The Philippine government said Tuesday it was aiming to boost passenger capacity at its congested Manila airport next year with the long-awaited completion of a controversial terminal.
Upgrading Ninoy Aquino International Airport's Terminal 3 will allow it to handle its maximum design capacity of 13 million passengers a year, four years after its opening, the government said.
The terminal needs a new baggage handling system, a flight information display and 21 other systems identified in a safety audit, Assistant Transportation Secretary Joel Lacsamana said.
"This would allow us to operate the terminal at 100 percent capacity by the end of the year. Right now we are stuck at 48 percent," he told AFP.

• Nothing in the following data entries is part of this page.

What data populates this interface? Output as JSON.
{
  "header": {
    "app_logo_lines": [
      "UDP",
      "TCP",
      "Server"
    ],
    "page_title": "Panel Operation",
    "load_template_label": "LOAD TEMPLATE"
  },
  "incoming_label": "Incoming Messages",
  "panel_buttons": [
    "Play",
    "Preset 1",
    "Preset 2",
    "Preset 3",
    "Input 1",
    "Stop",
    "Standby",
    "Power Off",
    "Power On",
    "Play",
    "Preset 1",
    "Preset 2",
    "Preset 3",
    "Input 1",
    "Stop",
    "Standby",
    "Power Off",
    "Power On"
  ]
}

The government is expecting to get Japanese firm Takenaka, which was originally hired to build the terminal but never completed it because of a complicated legal dispute, to finish the project, according to Lacsamana.
Manila airport's three terminals have a nominal maximum capacity of 28 million passengers.
But they in fact already handled 27.38 million passengers last year even without Terminal 3 running at full capacity, according to the airport's official data.
Last month the government also began upgrading its much-maligned Terminal 1, the oldest of the three which was built in 1981.
Lacsamana said completion of Terminal 3 would allow the airport to reduce capacity at Terminal 1 and speed up the construction work there.
Then-president Joseph Estrada awarded the Terminal 3 project to a consortium involving Germany's Fraport AG in 1997.
Takenaka, the main sub-contractor, began work in 2000.
But Gloria Arroyo, who succeeded graft-tainted Estrada as president after he was ousted in a popular uprising, cancelled the contract and forced the consortium to sell the project back to the government in 2004.
Arroyo's government justified its decision by saying there had been many breaches of contract, including the use of substandard materials and failure to conform to safety standards.
It unleashed a raft of lawsuits, including one from Takenaka which was forced out of the operation. The government eventually opened the terminal in 2008, but not to the standard as originally planned.
A number of the suits against the government, including Takenaka's one, remain unresolved although the Japanese company is now open to a settlement that would pave the way for it to do the upgrade, Lacsamana said.